The MLB players union needs to defend Cuban players

(My new American Thinker post)

Over the last few years, Cuban players like Puig and Cespedes have defected to the U.S. They are here because they wanted to play ball in the majors and negotiate freely with teams.

The latest example of the Castro regime exploiting the Cuban people is owning the players who want to play in the majors. Yes, I said owning. What else do you call someone who gets a portion of your salary without your consent?    

This is from Jose Hugo Fernandez via my friends at Babalu:
I hope I'm not a victim of some prejudice that clouds my understanding, but I cannot fathom the need for Major League Baseball (MLB) executives to sit down and negotiate all the time with Cuban officials, who function like overseers over slaves through their monopoly on baseball in Cuba.
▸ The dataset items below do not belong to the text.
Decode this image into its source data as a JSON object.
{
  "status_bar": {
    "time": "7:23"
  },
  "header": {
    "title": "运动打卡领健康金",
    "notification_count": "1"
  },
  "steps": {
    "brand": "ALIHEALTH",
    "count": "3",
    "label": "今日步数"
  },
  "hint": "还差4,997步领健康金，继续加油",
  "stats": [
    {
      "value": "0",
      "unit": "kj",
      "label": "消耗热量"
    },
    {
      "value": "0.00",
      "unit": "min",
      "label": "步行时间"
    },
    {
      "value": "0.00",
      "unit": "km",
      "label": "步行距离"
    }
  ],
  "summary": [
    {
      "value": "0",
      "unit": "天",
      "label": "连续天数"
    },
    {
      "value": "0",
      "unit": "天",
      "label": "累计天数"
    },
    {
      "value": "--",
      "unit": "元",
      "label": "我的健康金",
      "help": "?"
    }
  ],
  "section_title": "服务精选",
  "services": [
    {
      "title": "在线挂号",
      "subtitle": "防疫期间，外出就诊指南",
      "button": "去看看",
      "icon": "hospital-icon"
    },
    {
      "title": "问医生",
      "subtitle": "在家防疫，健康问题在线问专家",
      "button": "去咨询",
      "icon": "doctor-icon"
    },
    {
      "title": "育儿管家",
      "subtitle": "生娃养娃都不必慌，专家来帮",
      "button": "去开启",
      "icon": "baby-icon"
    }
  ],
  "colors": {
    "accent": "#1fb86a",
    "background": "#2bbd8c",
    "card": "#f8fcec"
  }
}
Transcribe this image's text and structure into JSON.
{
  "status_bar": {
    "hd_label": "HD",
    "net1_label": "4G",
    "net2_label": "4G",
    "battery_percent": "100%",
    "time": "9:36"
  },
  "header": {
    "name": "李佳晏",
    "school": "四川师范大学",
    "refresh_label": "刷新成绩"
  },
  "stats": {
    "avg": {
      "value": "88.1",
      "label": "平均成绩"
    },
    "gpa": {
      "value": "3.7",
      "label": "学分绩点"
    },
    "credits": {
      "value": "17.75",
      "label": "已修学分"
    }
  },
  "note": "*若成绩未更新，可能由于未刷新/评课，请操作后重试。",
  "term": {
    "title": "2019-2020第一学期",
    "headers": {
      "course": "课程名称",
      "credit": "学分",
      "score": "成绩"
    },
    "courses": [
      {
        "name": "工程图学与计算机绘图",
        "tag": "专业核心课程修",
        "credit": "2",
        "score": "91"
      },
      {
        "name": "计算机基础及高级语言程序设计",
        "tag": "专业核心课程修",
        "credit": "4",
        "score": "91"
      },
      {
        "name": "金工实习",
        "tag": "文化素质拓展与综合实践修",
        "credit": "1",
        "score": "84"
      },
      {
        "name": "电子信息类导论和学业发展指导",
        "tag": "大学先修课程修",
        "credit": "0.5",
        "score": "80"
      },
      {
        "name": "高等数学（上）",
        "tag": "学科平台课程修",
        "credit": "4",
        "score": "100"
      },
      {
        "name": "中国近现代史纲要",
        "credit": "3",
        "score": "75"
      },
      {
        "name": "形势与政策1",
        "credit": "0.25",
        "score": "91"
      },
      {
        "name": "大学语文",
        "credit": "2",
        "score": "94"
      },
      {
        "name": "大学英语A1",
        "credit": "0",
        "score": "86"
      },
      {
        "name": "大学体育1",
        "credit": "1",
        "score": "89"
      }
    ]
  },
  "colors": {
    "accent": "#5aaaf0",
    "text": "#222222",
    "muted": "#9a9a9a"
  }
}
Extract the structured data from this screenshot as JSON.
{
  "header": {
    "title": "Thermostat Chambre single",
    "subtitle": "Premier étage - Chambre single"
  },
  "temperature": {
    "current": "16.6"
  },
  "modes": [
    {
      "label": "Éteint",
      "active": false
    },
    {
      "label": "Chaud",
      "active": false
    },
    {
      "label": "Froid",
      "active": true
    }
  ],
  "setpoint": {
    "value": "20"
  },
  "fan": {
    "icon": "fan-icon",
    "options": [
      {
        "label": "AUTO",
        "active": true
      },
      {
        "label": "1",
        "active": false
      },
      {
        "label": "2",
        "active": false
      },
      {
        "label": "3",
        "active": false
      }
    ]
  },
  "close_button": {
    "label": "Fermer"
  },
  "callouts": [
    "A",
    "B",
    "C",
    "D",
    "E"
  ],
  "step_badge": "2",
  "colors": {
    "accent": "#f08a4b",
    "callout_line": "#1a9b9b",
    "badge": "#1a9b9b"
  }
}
Wasn't it supposed to be that after March 16, thanks to another of President Obama's anti-embargo measures, all Cubans living on the island -- baseball players included, of course -- could work in the US and collect wages directly from American companies if hired by them?
If that is the case, then there is nothing to discuss. All the regime has to do is finally grant our players their freedom, so they can go play in the US, return home as often as they wish and, above all, negotiate directly (personally or with the mediators of their choice) with the MLB, like athletes from any other country.
We already had enough upon reading the cynical statements by Higinio VĂ©lez, president of the Cuban Baseball Federation, when he announced that "their" players were ready to join the Majors, impudently placing them on sale, maneuvering to charge for letting them fly out of the airport "with their heads held high." His shamelessness knows no bounds, his words coming from someone that fans on the island recognize as the deputy of a mafia that, under the orders of Antonio Castro, ruined our national sport and now, to top it off, intends to line his pockets at its expense.
In any case, nothing should surprise us when it comes to the Castros’ cadre and their shenanigans. What I cannot make any sense of is why MLB execs would pander to that mafia, legitimising it by negotiating with them, and approving of and even repeating in public its scheming arguments.
This is a sham. The Cuban government is turning the players into another source of cash for Castro Inc.    

By the way, this is what happens with all of those hotel joint ventures with Mexico and Canada. The Castro regime shares the "hard currency" profits and then turns around and pay Cuban workers with meaningless pesos.

The players union should issue a statement along these lines:

First, we welcome Cuban players to our ranks; and,
Second, they should be treated the same way as others. In other words, they negotiate freely with MLB teams and own their contracts.